The family and Civil War research is keeping me busy and at the computer for long hours at a time. The prosthetist tells me I need to start wearing my leg and elevating it at least slightly while I’m working. I think I’m going to have to get a small desk to accomplish that. Right now, the laptop sits on an oak TV tray.
The family research, of course, has gone well beyond the Civil War, actually in both directions. I mean how can you narrow your focus to a specific period when you find all this information? I find myself thinking, “I’d better get this into the family tree while it’s in front of my eyes.”
I’ve just started reading Shelby Foote’s narrative history of the Civil War and have learned more about the causes and political atmosphere in the first 75 pages than I ever learned in school.
All the time I’m reading and working, the book is on my mind: Where I want to start; who I want to include; what family stories; where I want to place it (I’m thinking dual settings as in both the homefront in Henry County and wherever the war takes I Company).
Needless to say, it’s all keeping me busy and that’s a good thing.
The blisters are almost healed. The scabs are gone and the new skin, though tender, seems to be doing well. I will return to physical therapy next Wednesday. The prosthetist will meet me there and we’ll be trying some new things one of which is a silver lining sock.
I’ve always wanted to have a silver lining to my life.
The silver helps to lessen stress on the skin, combats sweating and helps lower the risk of infection. Definitely good things for a diabetic amputee.
An encouraging visit
Dennis and Donna stopped by treatment Friday for a visit. Donna is recuperating from what appears to be a successful kidney transplant at University of Iowa Hospitals. She was all smiles and reported she’s happily peeing on a regular basis, drinking in the amounts she wants, and making rounds of social visits.
I say Wundebar! I was grinning as we talked because I was so happy for her and pleased to hear of her success. I told her we needed to have visits from her because they’re an instance of progress we seldom see at dialysis. It’s more common to hear of regression. We all fight to keep the status quo and often feel — rightly so — we’re in an uphill battle.
I was doing a little self-examination as we talked: Was I jealous or envious of Donna’s new kidney and new found liberation from renal diet and fluid restrictions? Was I thinking, “Damn, why couldn’t that be me?” Actually not really. I was just happy to see Donna so happy and doing so well.
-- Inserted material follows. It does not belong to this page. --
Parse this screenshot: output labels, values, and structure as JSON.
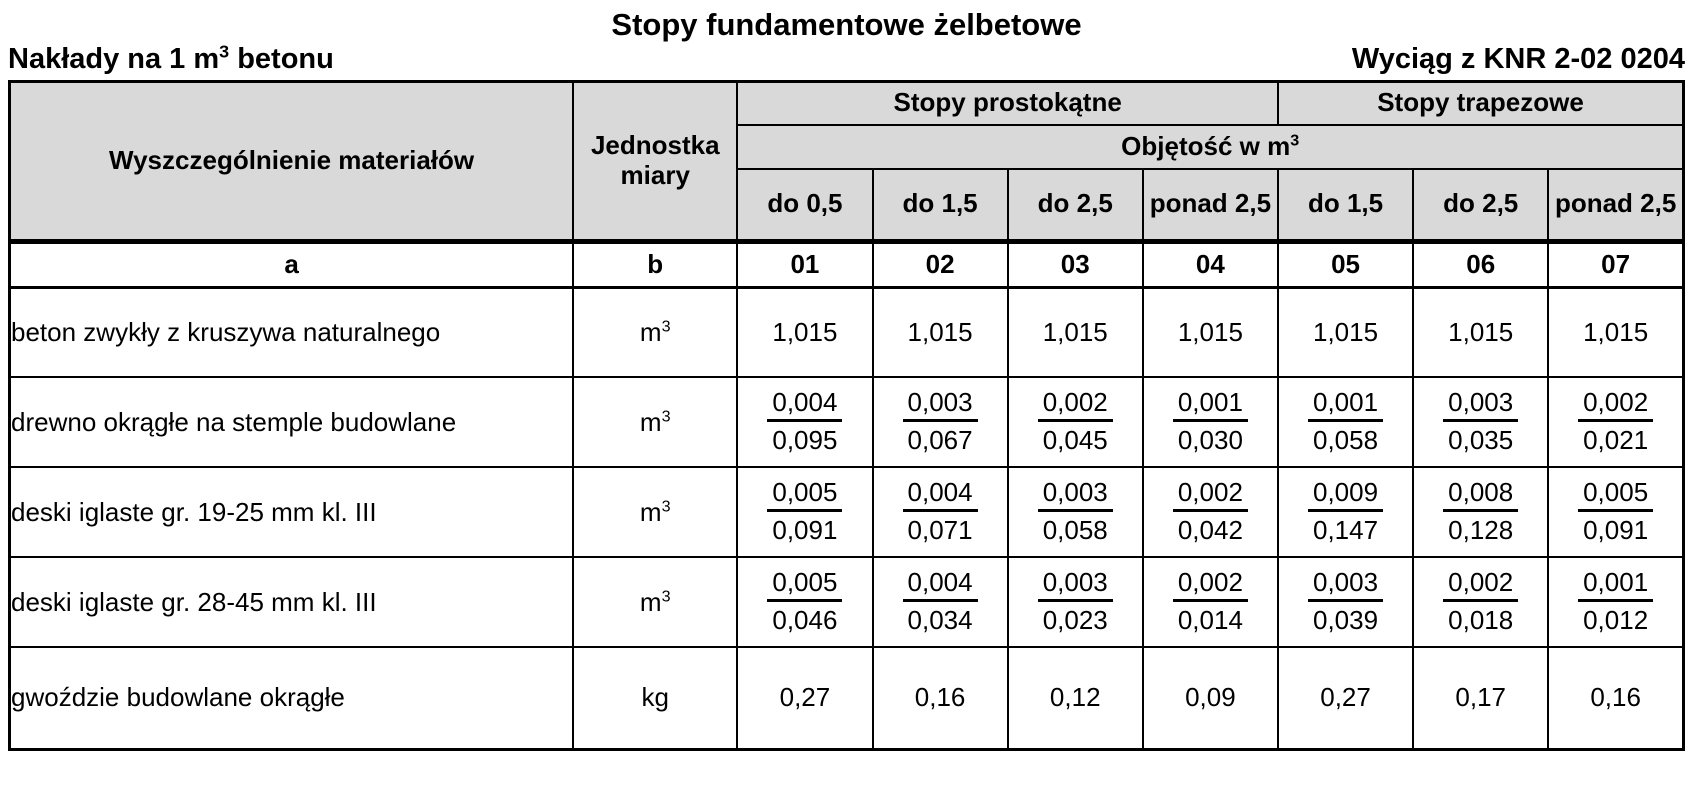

A great deal of that is due to Donna’s positive attitude and sincere concern for others.
And speaking of concern
Please keep the name Mary Ann in your thoughts for good wishes. She’s another positive thinker with a bright smile who’s in hospital right now with a severe infection that’s kept her in intensive care far too long. All of us at the second shift on Monday/Wednesday/Friday are pulling for her.